Fig. 29 Electrode contacts are configured automatically to include an exchange barrier¶
The Fermi levels of the electrodes are automatically matched to the material parameters. These levels can be adjusted to those of the external contacts. We will use an electrode energy level of -5.25 at the anode and -1.2 at the cathode. By using an energy barrier of 0.2 eV compared to the NPD polaron energy levels, we are reducing the rate of polaron exchange processes with the electrodes. This biases the kMC simulation, increasing the number of samples that contain transport processes compared to electrode exchange.
Note
Care should be taken that this artificial barrier does not affect the device statistics. This can be achieved by analyzing the change in device properties when varying the barrier height. Because electrode exchange processes are localized at the edges of the device, a single-layer simulation can be used to perform these screenings, significantly reducing the simulation costs.
Note
When operating under high currents, the device sensitivity to the barrier height may become voltage-dependent. Make sure to verify the validity of your data at both extremities of the investigated voltage range.

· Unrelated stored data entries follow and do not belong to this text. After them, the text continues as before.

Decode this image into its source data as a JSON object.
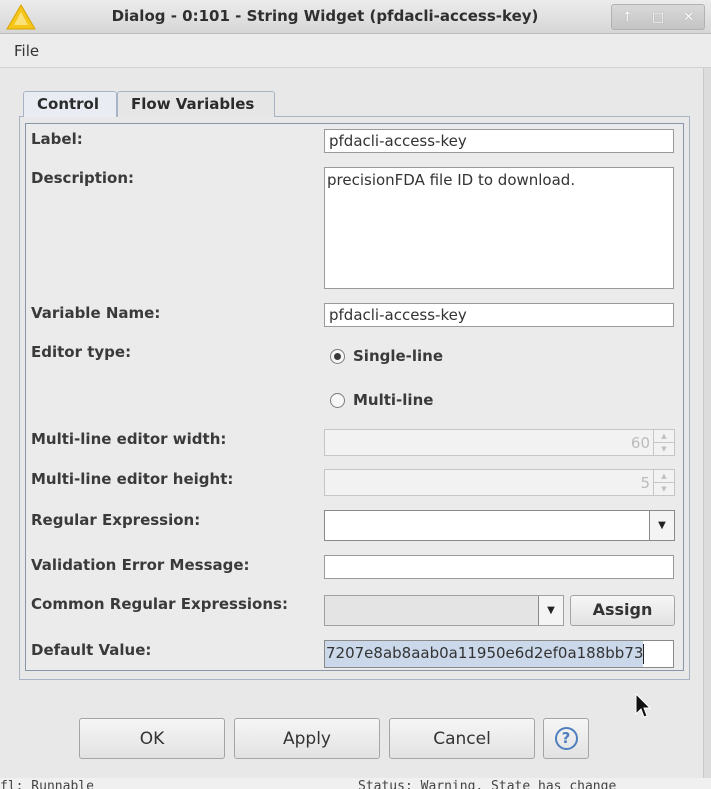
{
  "window": {
    "title": "Dialog - 0:101 - String Widget (pfdacli-access-key)",
    "controls": {
      "pin": "↑",
      "maximize": "□",
      "close": "✕"
    }
  },
  "menu": {
    "file": "File"
  },
  "tabs": {
    "control": "Control",
    "flow_variables": "Flow Variables"
  },
  "form": {
    "label": {
      "caption": "Label:",
      "value": "pfdacli-access-key"
    },
    "description": {
      "caption": "Description:",
      "value": "precisionFDA file ID to download."
    },
    "variable_name": {
      "caption": "Variable Name:",
      "value": "pfdacli-access-key"
    },
    "editor_type": {
      "caption": "Editor type:",
      "single_line": "Single-line",
      "multi_line": "Multi-line",
      "selected": "Single-line"
    },
    "multiline_width": {
      "caption": "Multi-line editor width:",
      "value": "60"
    },
    "multiline_height": {
      "caption": "Multi-line editor height:",
      "value": "5"
    },
    "regex": {
      "caption": "Regular Expression:",
      "value": ""
    },
    "validation_error": {
      "caption": "Validation Error Message:",
      "value": ""
    },
    "common_regex": {
      "caption": "Common Regular Expressions:",
      "assign_label": "Assign"
    },
    "default_value": {
      "caption": "Default Value:",
      "value": "7207e8ab8aab0a11950e6d2ef0a188bb73"
    }
  },
  "buttons": {
    "ok": "OK",
    "apply": "Apply",
    "cancel": "Cancel",
    "help": "?"
  },
  "status_strip": {
    "left": "fl: Runnable",
    "right": "Status: Warning. State has change"
  },
  "colors": {
    "accent": "#4f7fbe",
    "warning_icon": "#f5c518",
    "selection": "#cbd8ea"
  },
  "icons": {
    "title": "warning-icon",
    "help": "help-icon"
  }
}
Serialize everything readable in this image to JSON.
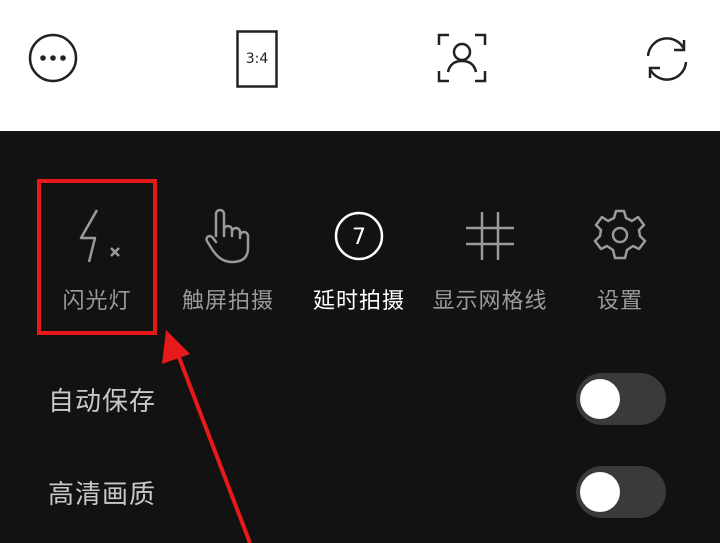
{
  "top_bar": {
    "more_icon": "more-horizontal-icon",
    "aspect_ratio_label": "3:4",
    "face_icon": "face-scan-icon",
    "switch_camera_icon": "switch-camera-icon"
  },
  "tools": [
    {
      "label": "闪光灯",
      "icon": "flash-off-icon"
    },
    {
      "label": "触屏拍摄",
      "icon": "touch-capture-icon"
    },
    {
      "label": "延时拍摄",
      "icon": "timer-icon",
      "timer_value": "7"
    },
    {
      "label": "显示网格线",
      "icon": "grid-icon"
    },
    {
      "label": "设置",
      "icon": "settings-icon"
    }
  ],
  "settings": [
    {
      "label": "自动保存",
      "enabled": false
    },
    {
      "label": "高清画质",
      "enabled": false
    }
  ],
  "colors": {
    "panel_bg": "#121212",
    "highlight_red": "#e8191b",
    "active_label": "#ffffff",
    "inactive_label": "#9a9a9a"
  }
}
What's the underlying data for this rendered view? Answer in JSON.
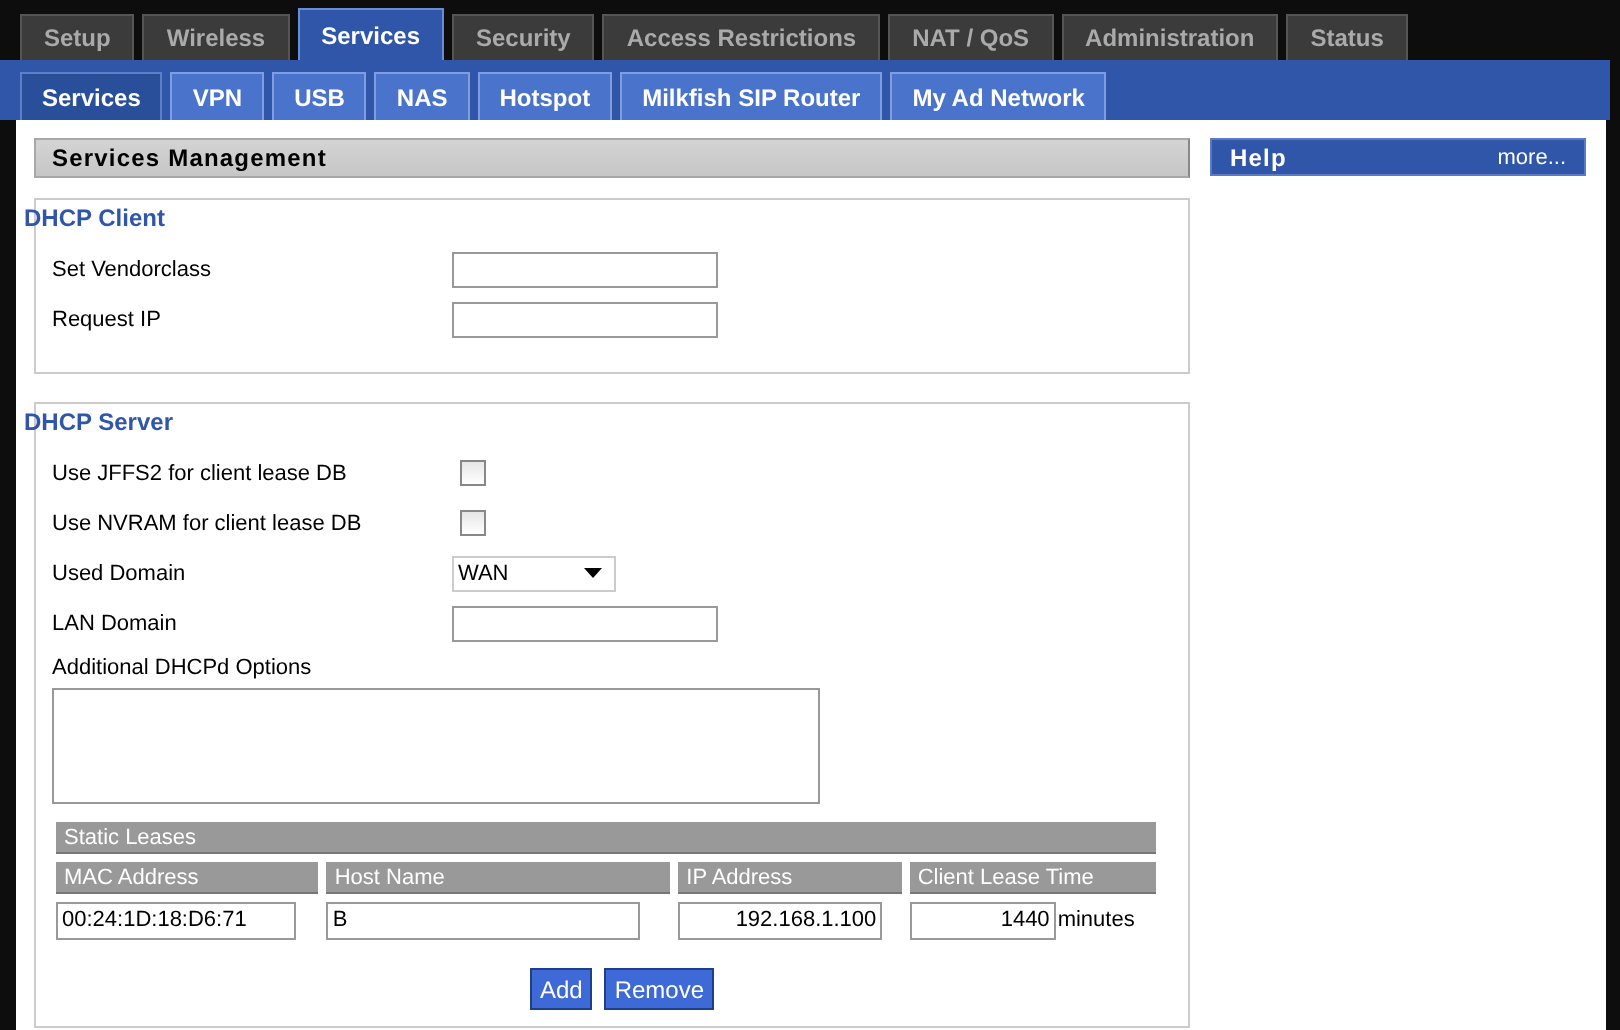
{
  "top_tabs": [
    {
      "label": "Setup",
      "selected": false
    },
    {
      "label": "Wireless",
      "selected": false
    },
    {
      "label": "Services",
      "selected": true
    },
    {
      "label": "Security",
      "selected": false
    },
    {
      "label": "Access Restrictions",
      "selected": false
    },
    {
      "label": "NAT / QoS",
      "selected": false
    },
    {
      "label": "Administration",
      "selected": false
    },
    {
      "label": "Status",
      "selected": false
    }
  ],
  "sub_tabs": [
    {
      "label": "Services",
      "selected": true
    },
    {
      "label": "VPN",
      "selected": false
    },
    {
      "label": "USB",
      "selected": false
    },
    {
      "label": "NAS",
      "selected": false
    },
    {
      "label": "Hotspot",
      "selected": false
    },
    {
      "label": "Milkfish SIP Router",
      "selected": false
    },
    {
      "label": "My Ad Network",
      "selected": false
    }
  ],
  "section_title": "Services Management",
  "help": {
    "title": "Help",
    "link": "more..."
  },
  "fieldsets": [
    {
      "legend": "DHCP Client",
      "rows": [
        {
          "kind": "text",
          "label": "Set Vendorclass"
        },
        {
          "kind": "text",
          "label": "Request IP"
        }
      ]
    },
    {
      "legend": "DHCP Server",
      "rows": [
        {
          "kind": "checkbox",
          "label": "Use JFFS2 for client lease DB",
          "checked": false
        },
        {
          "kind": "checkbox",
          "label": "Use NVRAM for client lease DB",
          "checked": false
        },
        {
          "kind": "select",
          "label": "Used Domain",
          "value": "WAN"
        },
        {
          "kind": "text",
          "label": "LAN Domain"
        },
        {
          "kind": "textarea",
          "label": "Additional DHCPd Options"
        }
      ],
      "static_leases": {
        "title": "Static Leases",
        "columns": [
          "MAC Address",
          "Host Name",
          "IP Address",
          "Client Lease Time"
        ],
        "rows": [
          {
            "mac": "00:24:1D:18:D6:71",
            "host": "B",
            "ip": "192.168.1.100",
            "lease": "1440",
            "unit": "minutes"
          }
        ],
        "buttons": [
          "Add",
          "Remove"
        ]
      }
    }
  ]
}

The Modules tab allows you to enable different processes that are allowed to occur during the simulation. You can disable the excitonics module as we will focus on polaron transport for this tutorial.
We will set the number of simulation steps to 1.000.000.000 in the Termination Criteria tab. On the Output tab, we set the report interval to 100.000 and the output interval to 1.000.000. The parameter set can now be saved.
Starting the Simulation¶
Navigate to the Simulations tab. Specify a name for the simulation and check that the correct server is selected for running the job. Then, select the voltage sweep parameter set created in the previous step. For tutorial purposes, we can set the disorder instances to 1.
Parameter screenings can be specified as part of the simulation setup. The screening allows evaluation of the device behavior for different parameter values. Aside from the sweep parameter, all other conditions will remain unaltered from the default parameter set.
The screening values are obtained through linear interpolation. Minimum and maximum values for the screening parameter are selected and the total number of screening steps is chosen. A uniform stepsize between parameter values is calculated.
Fig. 30 Voltage sweep setup in the simulation settings¶
For this example, we select the voltage as our screening parameter. The minimum and maximum voltages are set to 1 and 5 V respectively. By choosing 3 voltage steps, this will prompt the screening to perform simulations at 1, 3 and 5 V. A preview of these screening conditions is provided in the web interface.
Note that the number of disorder instances is applied to each screening step. The default of 5 disorder instances would therefore yield 3x5 independent jobs. By using only a single disorder instance, the number of simulation jobs is limited to 3.
We now submit the simulation and wait for the screening steps to complete.
Simulation Output¶
Current-voltage characteristics can be viewed in the OLED Report section of the Sweep Report panel.
Tip
After performing an initial screening, it is possible to add additional sample points. After selecting a simulation, the Sweep tab contains the Add Sweep option to request additional jobs. The output from these jobs is then automatically collected and appended to the current simulation. This option was used in the previous tutorial to improve simulation statistics, but can also be used to extend the sweep range or to add additional points to the parameter screening.